Immediately must be different in the priest realm, I thought, when forty miles became ninety miles without a return call, and I soon saw the exit that would lead to Rhinebeck.
I turned off and found myself on one of those long stretches of road that must not have changed since the 1960s. Neither did the people at the roadside stands selling organic and hydroponic vegetables in their tie-dyed shirts.
I followed the signs to Rhinecliff, and at the next sign, made a sharp turn up a one-lane road, but that seemed to simply go back down again to loop around a sad little park. After two attempts, I stopped at the Rhinecliff Bar & Grill, an old wooden place that looked like it was about to collapse. Three guys who looked like they drank for a living were belly up to the rail, under signs reading 110% AMERICAN and WE DON’T SERVE FOREIGN BEER AND WE DON’T SERVE FOREIGNERS! Another guy, shooting pool by himself, eyed me like fresh meat.
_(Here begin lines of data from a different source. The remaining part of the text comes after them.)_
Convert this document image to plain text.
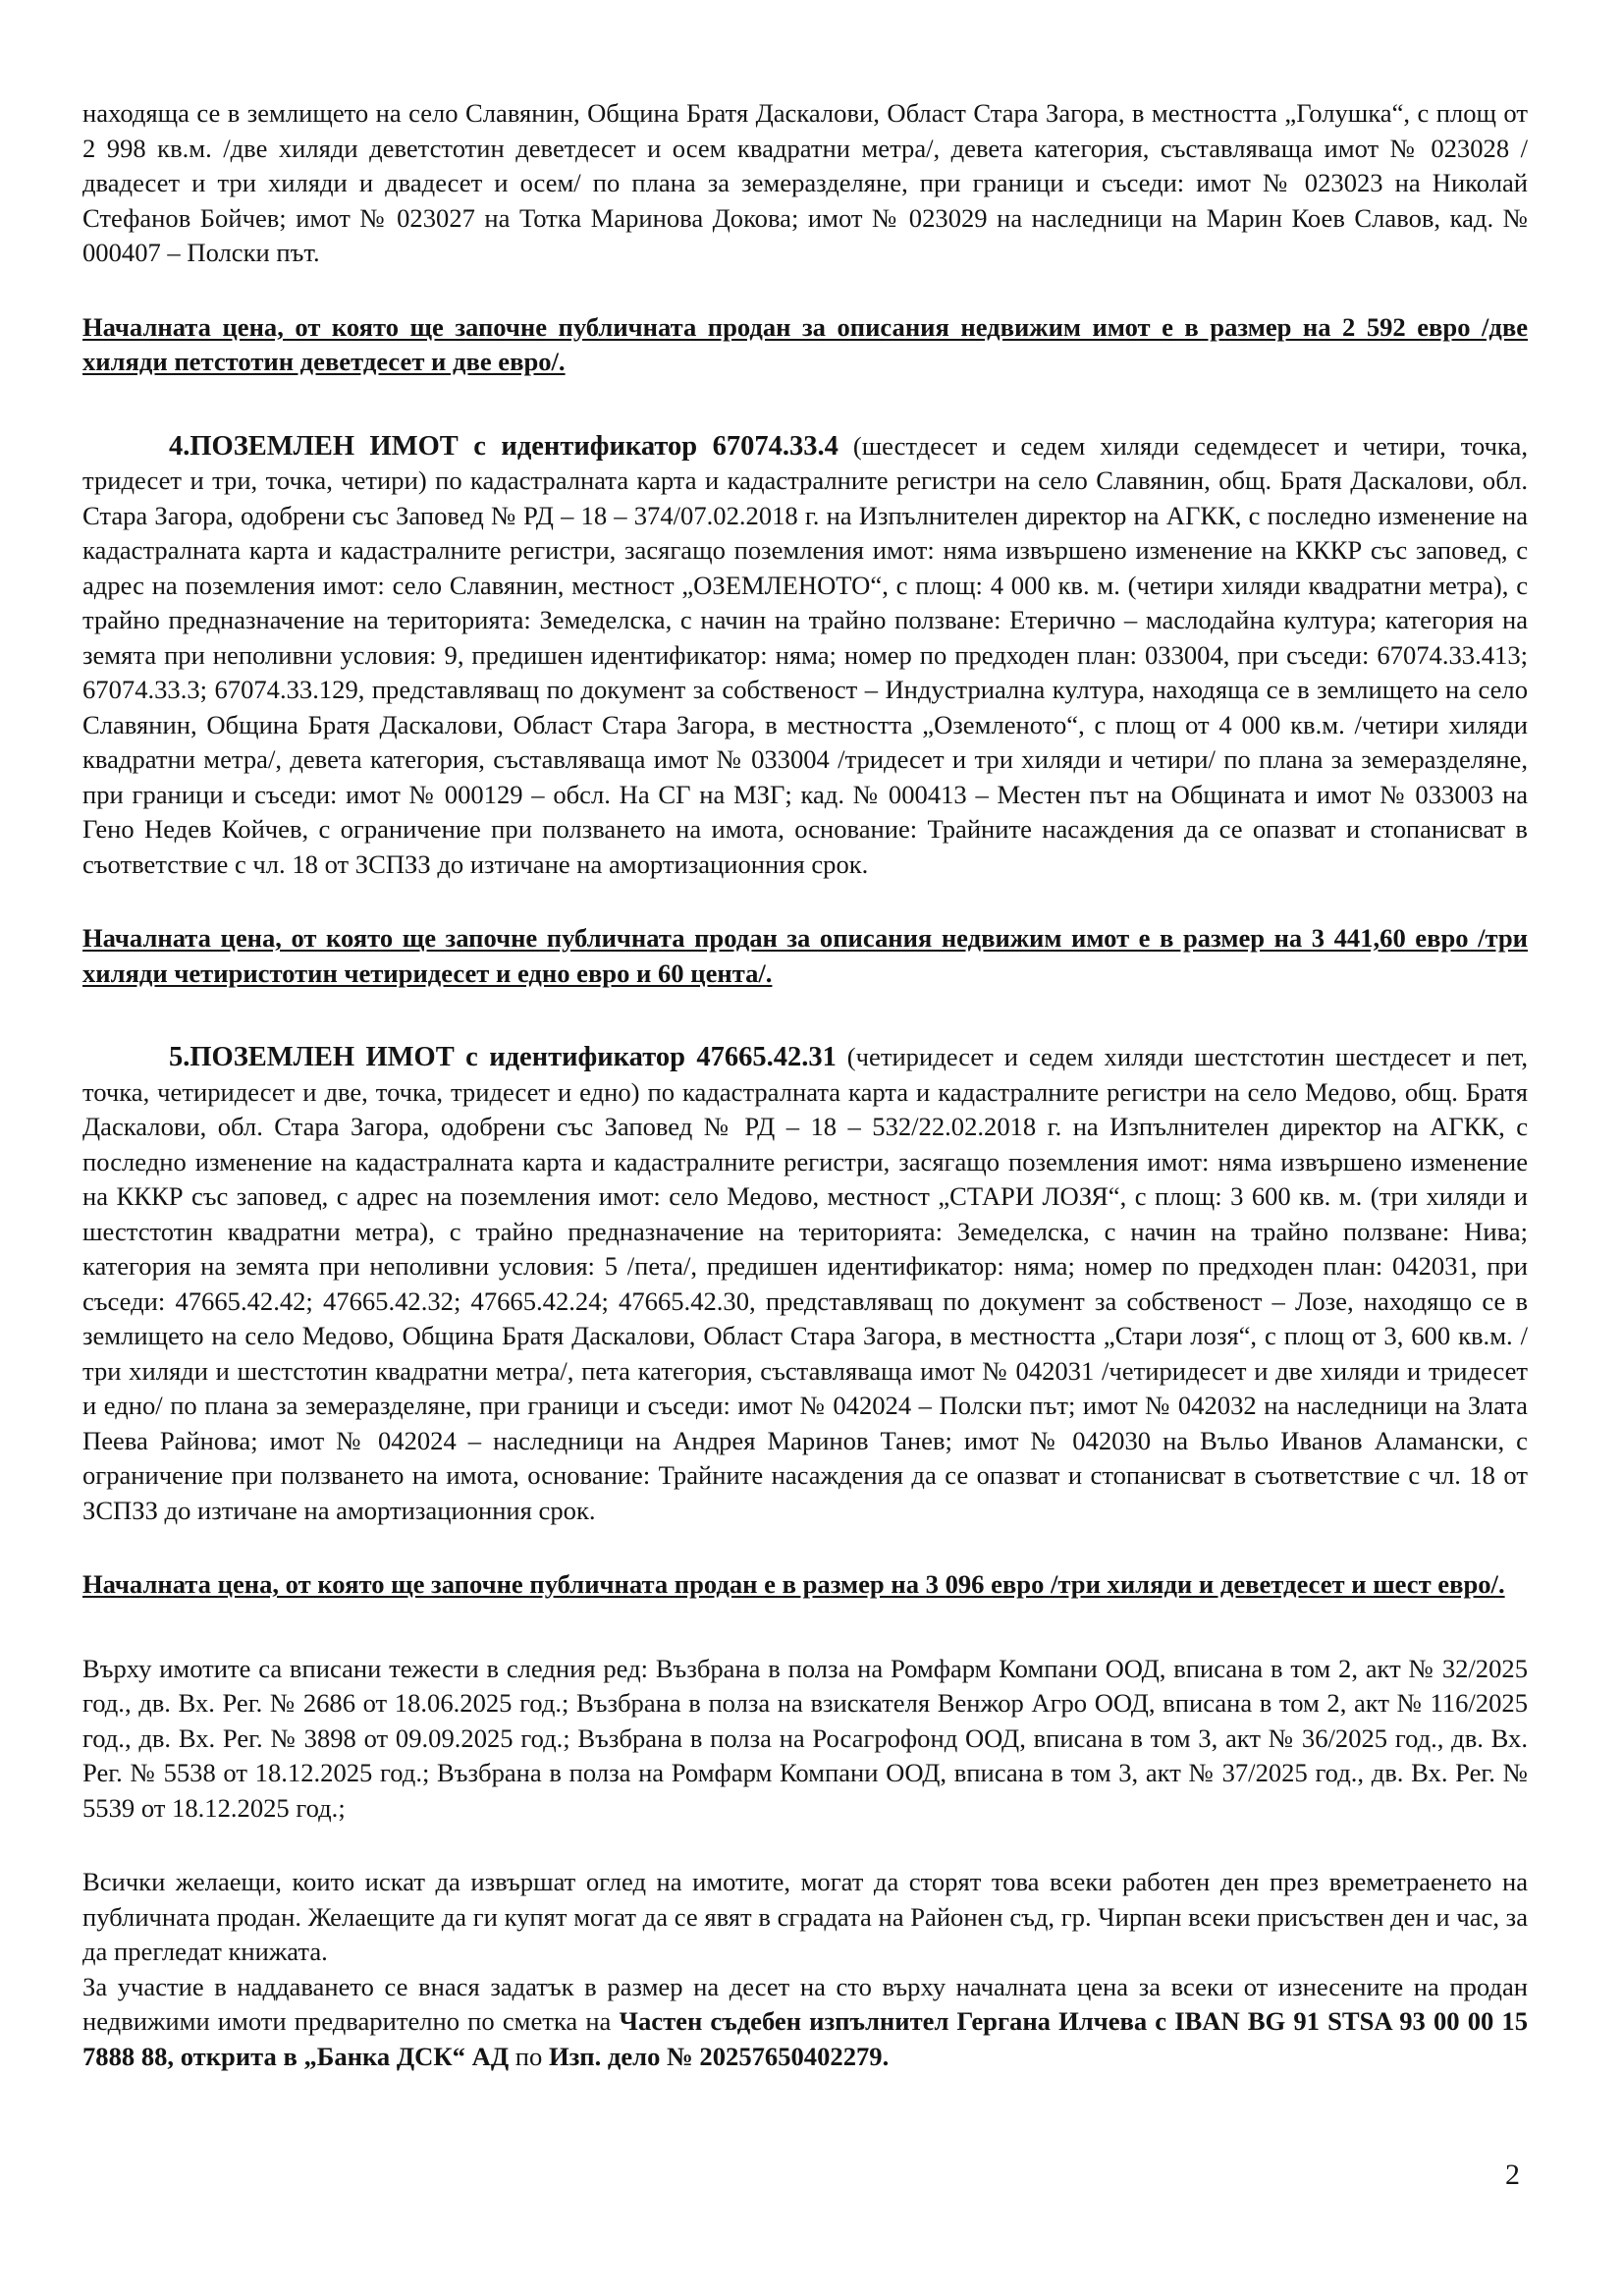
находяща се в землището на село Славянин, Община Братя Даскалови, Област Стара Загора, в местността „Голушка“, с площ от 2 998 кв.м. /две хиляди деветстотин деветдесет и осем квадратни метра/, девета категория, съставляваща имот № 023028 /двадесет и три хиляди и двадесет и осем/ по плана за земеразделяне, при граници и съседи: имот № 023023 на Николай Стефанов Бойчев; имот № 023027 на Тотка Маринова Докова; имот № 023029 на наследници на Марин Коев Славов, кад. № 000407 – Полски път.

Началната цена, от която ще започне публичната продан за описания недвижим имот е в размер на 2 592 евро /две хиляди петстотин деветдесет и две евро/.

4.ПОЗЕМЛЕН ИМОТ с идентификатор 67074.33.4 (шестдесет и седем хиляди седемдесет и четири, точка, тридесет и три, точка, четири) по кадастралната карта и кадастралните регистри на село Славянин, общ. Братя Даскалови, обл. Стара Загора, одобрени със Заповед № РД – 18 – 374/07.02.2018 г. на Изпълнителен директор на АГКК, с последно изменение на кадастралната карта и кадастралните регистри, засягащо поземления имот: няма извършено изменение на КККР със заповед, с адрес на поземления имот: село Славянин, местност „ОЗЕМЛЕНОТО“, с площ: 4 000 кв. м. (четири хиляди квадратни метра), с трайно предназначение на територията: Земеделска, с начин на трайно ползване: Етерично – маслодайна култура; категория на земята при неполивни условия: 9, предишен идентификатор: няма; номер по предходен план: 033004, при съседи: 67074.33.413; 67074.33.3; 67074.33.129, представляващ по документ за собственост – Индустриална култура, находяща се в землището на село Славянин, Община Братя Даскалови, Област Стара Загора, в местността „Оземленото“, с площ от 4 000 кв.м. /четири хиляди квадратни метра/, девета категория, съставляваща имот № 033004 /тридесет и три хиляди и четири/ по плана за земеразделяне, при граници и съседи: имот № 000129 – обсл. На СГ на МЗГ; кад. № 000413 – Местен път на Общината и имот № 033003 на Гено Недев Койчев, с ограничение при ползването на имота, основание: Трайните насаждения да се опазват и стопанисват в съответствие с чл. 18 от ЗСПЗЗ до изтичане на амортизационния срок.

Началната цена, от която ще започне публичната продан за описания недвижим имот е в размер на 3 441,60 евро /три хиляди четиристотин четиридесет и едно евро и 60 цента/.

5.ПОЗЕМЛЕН ИМОТ с идентификатор 47665.42.31 (четиридесет и седем хиляди шестстотин шестдесет и пет, точка, четиридесет и две, точка, тридесет и едно) по кадастралната карта и кадастралните регистри на село Медово, общ. Братя Даскалови, обл. Стара Загора, одобрени със Заповед № РД – 18 – 532/22.02.2018 г. на Изпълнителен директор на АГКК, с последно изменение на кадастралната карта и кадастралните регистри, засягащо поземления имот: няма извършено изменение на КККР със заповед, с адрес на поземления имот: село Медово, местност „СТАРИ ЛОЗЯ“, с площ: 3 600 кв. м. (три хиляди и шестстотин квадратни метра), с трайно предназначение на територията: Земеделска, с начин на трайно ползване: Нива; категория на земята при неполивни условия: 5 /пета/, предишен идентификатор: няма; номер по предходен план: 042031, при съседи: 47665.42.42; 47665.42.32; 47665.42.24; 47665.42.30, представляващ по документ за собственост – Лозе, находящо се в землището на село Медово, Община Братя Даскалови, Област Стара Загора, в местността „Стари лозя“, с площ от 3, 600 кв.м. /три хиляди и шестстотин квадратни метра/, пета категория, съставляваща имот № 042031 /четиридесет и две хиляди и тридесет и едно/ по плана за земеразделяне, при граници и съседи: имот № 042024 – Полски път; имот № 042032 на наследници на Злата Пеева Райнова; имот № 042024 – наследници на Андрея Маринов Танев; имот № 042030 на Въльо Иванов Аламански, с ограничение при ползването на имота, основание: Трайните насаждения да се опазват и стопанисват в съответствие с чл. 18 от ЗСПЗЗ до изтичане на амортизационния срок.

Началната цена, от която ще започне публичната продан е в размер на 3 096 евро /три хиляди и деветдесет и шест евро/.

Върху имотите са вписани тежести в следния ред: Възбрана в полза на Ромфарм Компани ООД, вписана в том 2, акт № 32/2025 год., дв. Вх. Рег. № 2686 от 18.06.2025 год.; Възбрана в полза на взискателя Венжор Агро ООД, вписана в том 2, акт № 116/2025 год., дв. Вх. Рег. № 3898 от 09.09.2025 год.; Възбрана в полза на Росагрофонд ООД, вписана в том 3, акт № 36/2025 год., дв. Вх. Рег. № 5538 от 18.12.2025 год.; Възбрана в полза на Ромфарм Компани ООД, вписана в том 3, акт № 37/2025 год., дв. Вх. Рег. № 5539 от 18.12.2025 год.;

Всички желаещи, които искат да извършат оглед на имотите, могат да сторят това всеки работен ден през времетраенето на публичната продан. Желаещите да ги купят могат да се явят в сградата на Районен съд, гр. Чирпан всеки присъствен ден и час, за да прегледат книжата.

За участие в наддаването се внася задатък в размер на десет на сто върху началната цена за всеки от изнесените на продан недвижими имоти предварително по сметка на Частен съдебен изпълнител Гергана Илчева с IBAN BG 91 STSA 93 00 00 15 7888 88, открита в „Банка ДСК“ АД по Изп. дело № 20257650402279.

2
“Can you tell me where Grinnell Street is?” I asked loudly.
“Nope,” said one guy, revealing a mouth that had fewer teeth than a newborn. The others looked at each other like I’d asked where one could buy a Democratic campaign button. “Never heard of it,” said another.
The bartender, a chubby woman who should have been jolly but wasn’t, said, “I know where that is.”
“Great,” I said, then realizing the directions weren’t free, continued: “And I’d sure love a cold beer. Got a Miller Lite draught?”
“Yup,” she answered without affect, pouring the beer and pointing up. “Just hook a right. You musta hooked a left. Then go straight up. Can’t miss it.”
“Thanks,” I said, gulping down the beer, which tasted better than any beer I’d ever had in my life. Either I didn’t realize how parched I was or they put something in the beer that made people never want to leave the bar, even when their teeth fell out.
I asked for another, finished it, left a generous tip, and walked out feeling like I’d just been on the set of Barfly minus Mickey Rourke.
Back in the Caddy, I “hooked a right,” or what I assumed was “hooking,” since it seemed more like bearing, and the road turned suddenly steep. I hope the formerly dead lady spy has a driver.